Previously the DUP assemblywoman stated that homosexuality was an “abomination” and it could be cured through psychiatric counselling. Complaints were made to a Westminster watchdog about the remarks but the Office of the Parliamentary Commissioner for Standards, the body that monitors MPs’ code of conduct, said that nothing could be done as “the commissioner’s remit does not cover an MP’s views or opinions”. The same exemption extends to Stormont.
A total of 15,703 people signed a petition on the Downing Street website calling on Gordon Brown to reprimand Mrs Robinson over her comments. The petition stated that the comments “are not fitting of a MLA let alone an MP. They show narrow-minded views and the belief that in Northern Ireland that bigotry is acceptable”.
Responding to the petition yesterday, Mr Brown said while there is no constitutional role for him to reprimand individual Members of Parliament, the Government “is committed to strong equality legislation in Northern Ireland and citizens in Northern Ireland are protected against discrimination on grounds of race, religious belief or political opinion, gender, sexual orientation, age or because of a disability”.
He added: “If anyone in Northern Ireland believes that they have been discriminated against on any of these grounds they may be able to bring a complaint to a tribunal or to a county court. Further details are available from the Equality Commission whose website is at www.equalityni.org.

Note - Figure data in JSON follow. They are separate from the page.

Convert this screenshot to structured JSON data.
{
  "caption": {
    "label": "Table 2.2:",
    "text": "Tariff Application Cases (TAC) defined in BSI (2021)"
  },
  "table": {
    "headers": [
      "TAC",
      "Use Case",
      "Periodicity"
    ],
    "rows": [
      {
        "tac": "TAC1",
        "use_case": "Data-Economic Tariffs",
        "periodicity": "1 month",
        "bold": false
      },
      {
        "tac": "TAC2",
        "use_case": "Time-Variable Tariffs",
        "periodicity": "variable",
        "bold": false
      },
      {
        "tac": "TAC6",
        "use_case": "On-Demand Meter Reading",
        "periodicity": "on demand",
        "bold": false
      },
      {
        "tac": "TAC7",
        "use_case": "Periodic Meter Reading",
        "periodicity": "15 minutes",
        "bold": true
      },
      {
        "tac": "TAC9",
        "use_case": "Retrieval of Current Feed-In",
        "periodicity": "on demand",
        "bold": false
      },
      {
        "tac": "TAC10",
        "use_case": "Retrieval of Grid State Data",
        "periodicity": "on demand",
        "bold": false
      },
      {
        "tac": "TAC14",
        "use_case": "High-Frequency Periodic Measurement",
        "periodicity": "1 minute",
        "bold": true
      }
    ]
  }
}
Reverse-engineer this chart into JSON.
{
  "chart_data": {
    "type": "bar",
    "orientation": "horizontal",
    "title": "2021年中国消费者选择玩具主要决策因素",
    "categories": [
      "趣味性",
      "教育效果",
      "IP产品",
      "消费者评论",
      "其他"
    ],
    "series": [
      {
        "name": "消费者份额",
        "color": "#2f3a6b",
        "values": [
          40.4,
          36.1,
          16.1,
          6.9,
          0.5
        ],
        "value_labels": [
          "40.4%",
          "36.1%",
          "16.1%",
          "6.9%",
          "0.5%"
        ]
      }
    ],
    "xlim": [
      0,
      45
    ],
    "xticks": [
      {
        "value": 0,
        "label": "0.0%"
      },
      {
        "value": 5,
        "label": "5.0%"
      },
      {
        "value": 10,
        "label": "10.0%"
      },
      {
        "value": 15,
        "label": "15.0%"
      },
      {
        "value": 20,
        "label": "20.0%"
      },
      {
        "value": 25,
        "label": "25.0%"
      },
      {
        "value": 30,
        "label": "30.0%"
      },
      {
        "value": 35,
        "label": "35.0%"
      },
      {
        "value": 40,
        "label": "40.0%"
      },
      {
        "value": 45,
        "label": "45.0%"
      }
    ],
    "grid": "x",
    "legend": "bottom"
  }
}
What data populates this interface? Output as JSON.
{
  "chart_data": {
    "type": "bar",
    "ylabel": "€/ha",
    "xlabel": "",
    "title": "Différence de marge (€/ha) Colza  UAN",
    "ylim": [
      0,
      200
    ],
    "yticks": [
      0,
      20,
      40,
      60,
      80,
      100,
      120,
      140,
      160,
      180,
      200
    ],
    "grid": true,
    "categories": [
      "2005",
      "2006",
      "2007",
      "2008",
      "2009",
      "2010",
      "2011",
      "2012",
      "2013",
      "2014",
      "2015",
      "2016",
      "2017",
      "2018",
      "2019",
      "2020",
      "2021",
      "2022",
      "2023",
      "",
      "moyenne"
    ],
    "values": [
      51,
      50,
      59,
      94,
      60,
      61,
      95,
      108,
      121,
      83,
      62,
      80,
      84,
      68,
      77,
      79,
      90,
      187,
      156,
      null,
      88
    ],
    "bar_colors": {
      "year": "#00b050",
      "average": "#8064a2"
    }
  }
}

“In respect of sexual orientation specifically, the Employment Equality (Sexual Orientation) Regulations (Northern Ireland) 2003 make it unlawful for employers and others to discriminate on grounds of sexual orientation in the areas of employment, vocational training and further and higher education.”
Mrs Robinson has said her remarks are based on scripture and that she is not hate-mongering. She also said she would not leave her Christian beliefs at the door when she goes into politics.